The type CReal represents a fast binary Cauchy sequence. This is a Cauchy sequence with the invariant that the pth element divided by 2^p will be within 2^-p of the true value. Internally this sequence is represented as a function from Ints to Integers, as well as an MVar to hold the highest precision cached value.

The Cache type represents a way to memoize a CReal. It holds the largest precision the number has been evaluated that, as well as the value. Rounding it down gives the value for lower numbers.

x `atPrecision` p returns the numerator of the pth element in the Cauchy sequence represented by x. The denominator is 2^p.

>>> 10 `atPrecision` 10
10240

crealPrecision x returns the type level parameter representing x's default precision.

>>> crealPrecision (1 :: CReal 10)
10

x `plusInteger` n is equal to x + fromInteger n, but more efficient

A more efficient multiply with the restriction that both values must be in the closed range [-1..1]

Alias for mulBounded

A more efficient multiply with the restriction that the first argument must be in the closed range [-1..1]

Alias for mulBoundedL

Alias for flip mulBoundedL

A more efficient recip with the restriction that the input must have absolute value greater than or equal to 1

x `shiftL` n is equal to x multiplied by 2^n

n can be negative or zero

This can be faster than doing the multiplication

x `shiftR` n is equal to x divided by 2^n

n can be negative or zero

This can be faster than doing the division

Return the square of the input, more efficient than (*)

A more efficient square with the restrictuion that the value must be in the closed range [-1..1]

A more efficient exp with the restriction that the input must be in the closed range [-1..1]

expPosNeg x returns @(exp x, exp (-x))#

A more efficient log with the restriction that the input must be in the closed range [2/3..2]

A more efficient atan with the restriction that the input must be in the closed range [-1..1]

A more efficient sin with the restriction that the input must be in the closed range [-1..1]

A more efficient cos with the restriction that the input must be in the closed range [-1..1]

crMemoize takes a fast binary Cauchy sequence and returns a CReal represented by that sequence which will memoize the values at each precision. This is essential for getting good performance.

powerSeries q f x atPrecision p will evaluate the power series with coefficients q up to the coefficient at index f p at value x

f should be a function such that the CReal invariant is maintained. This means that if the power series y = a[0] + a[1] + a[2] + ... is evaluated at precision p then the sum of every a[n] for n > f p must be less than 2^-p.

This is used by all the bounded transcendental functions.

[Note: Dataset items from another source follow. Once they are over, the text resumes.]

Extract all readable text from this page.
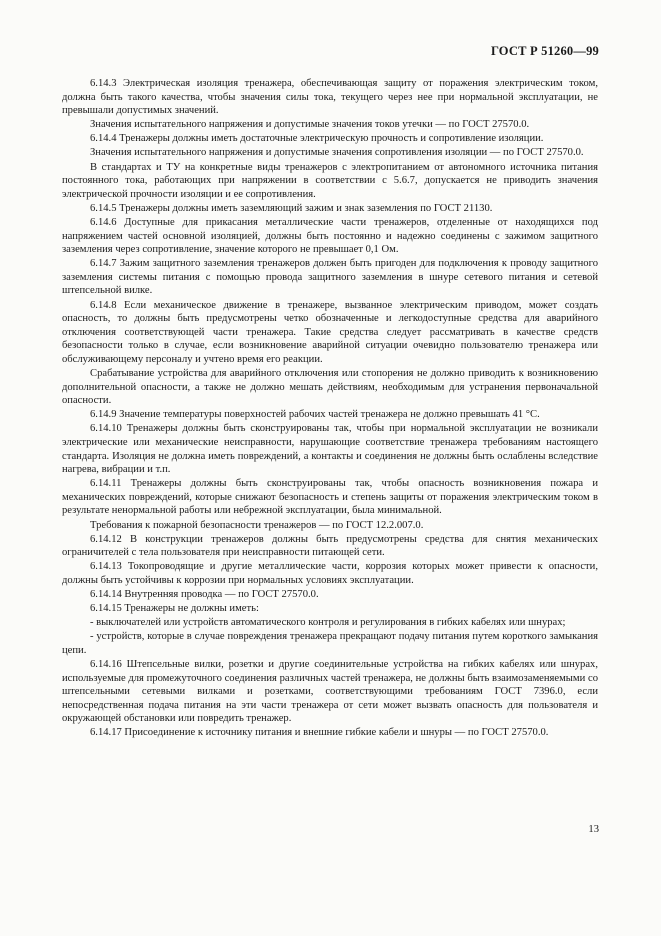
ГОСТ Р 51260—99

6.14.3 Электрическая изоляция тренажера, обеспечивающая защиту от поражения электрическим током, должна быть такого качества, чтобы значения силы тока, текущего через нее при нормальной эксплуатации, не превышали допустимых значений.

Значения испытательного напряжения и допустимые значения токов утечки — по ГОСТ 27570.0.

6.14.4 Тренажеры должны иметь достаточные электрическую прочность и сопротивление изоляции.

Значения испытательного напряжения и допустимые значения сопротивления изоляции — по ГОСТ 27570.0.

В стандартах и ТУ на конкретные виды тренажеров с электропитанием от автономного источника питания постоянного тока, работающих при напряжении в соответствии с 5.6.7, допускается не приводить значения электрической прочности изоляции и ее сопротивления.

6.14.5 Тренажеры должны иметь заземляющий зажим и знак заземления по ГОСТ 21130.

6.14.6 Доступные для прикасания металлические части тренажеров, отделенные от находящихся под напряжением частей основной изоляцией, должны быть постоянно и надежно соединены с зажимом защитного заземления через сопротивление, значение которого не превышает 0,1 Ом.

6.14.7 Зажим защитного заземления тренажеров должен быть пригоден для подключения к проводу защитного заземления системы питания с помощью провода защитного заземления в шнуре сетевого питания и сетевой штепсельной вилке.

6.14.8 Если механическое движение в тренажере, вызванное электрическим приводом, может создать опасность, то должны быть предусмотрены четко обозначенные и легкодоступные средства для аварийного отключения соответствующей части тренажера. Такие средства следует рассматривать в качестве средств безопасности только в случае, если возникновение аварийной ситуации очевидно пользователю тренажера или обслуживающему персоналу и учтено время его реакции.

Срабатывание устройства для аварийного отключения или стопорения не должно приводить к возникновению дополнительной опасности, а также не должно мешать действиям, необходимым для устранения первоначальной опасности.

6.14.9 Значение температуры поверхностей рабочих частей тренажера не должно превышать 41 °С.

6.14.10 Тренажеры должны быть сконструированы так, чтобы при нормальной эксплуатации не возникали электрические или механические неисправности, нарушающие соответствие тренажера требованиям настоящего стандарта. Изоляция не должна иметь повреждений, а контакты и соединения не должны быть ослаблены вследствие нагрева, вибрации и т.п.

6.14.11 Тренажеры должны быть сконструированы так, чтобы опасность возникновения пожара и механических повреждений, которые снижают безопасность и степень защиты от поражения электрическим током в результате ненормальной работы или небрежной эксплуатации, была минимальной.

Требования к пожарной безопасности тренажеров — по ГОСТ 12.2.007.0.

6.14.12 В конструкции тренажеров должны быть предусмотрены средства для снятия механических ограничителей с тела пользователя при неисправности питающей сети.

6.14.13 Токопроводящие и другие металлические части, коррозия которых может привести к опасности, должны быть устойчивы к коррозии при нормальных условиях эксплуатации.

6.14.14 Внутренняя проводка — по ГОСТ 27570.0.

6.14.15 Тренажеры не должны иметь:

- выключателей или устройств автоматического контроля и регулирования в гибких кабелях или шнурах;

- устройств, которые в случае повреждения тренажера прекращают подачу питания путем короткого замыкания цепи.

6.14.16 Штепсельные вилки, розетки и другие соединительные устройства на гибких кабелях или шнурах, используемые для промежуточного соединения различных частей тренажера, не должны быть взаимозаменяемыми со штепсельными сетевыми вилками и розетками, соответствующими требованиям ГОСТ 7396.0, если непосредственная подача питания на эти части тренажера от сети может вызвать опасность для пользователя и окружающей обстановки или повредить тренажер.

6.14.17 Присоединение к источнику питания и внешние гибкие кабели и шнуры — по ГОСТ 27570.0.

13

>>> let (!) x = product [2..x]
>>> powerSeries [1 % (n!) | n <- [0..]] (max 5) 1 :: CReal 218
2.718281828459045235360287471352662497757247093699959574966967627724

Apply negate to every other element, starting with the second

>>> alternateSign [1..5]
[1,-2,3,-4,5]

Division rounding to the nearest integer and rounding half integers to the nearest even integer.

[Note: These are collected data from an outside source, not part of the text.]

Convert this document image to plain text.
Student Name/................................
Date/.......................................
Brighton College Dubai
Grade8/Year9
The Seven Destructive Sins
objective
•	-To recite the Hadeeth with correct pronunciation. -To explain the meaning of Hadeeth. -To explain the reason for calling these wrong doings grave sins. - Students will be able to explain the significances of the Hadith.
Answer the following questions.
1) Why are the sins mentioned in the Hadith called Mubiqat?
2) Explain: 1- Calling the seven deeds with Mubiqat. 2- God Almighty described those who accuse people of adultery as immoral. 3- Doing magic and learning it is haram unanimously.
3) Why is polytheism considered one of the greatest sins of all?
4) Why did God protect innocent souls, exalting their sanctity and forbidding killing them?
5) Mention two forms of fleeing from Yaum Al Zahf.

n /^ p is equivalent to n '/.' (2^p), but faster, and it works for negative values of p.

log2 x returns the base 2 logarithm of x rounded towards zero.

The input must be positive

log10 x returns the base 10 logarithm of x rounded towards zero.

The input must be positive

isqrt x returns the square root of x rounded towards zero.

The input must not be negative

Return a string representing a decimal number within 2^-p of the value represented by the given CReal p.

How many decimal digits are required to represent a number to within 2^-p

rationalToDecimal p x returns a string representing x at p decimal places.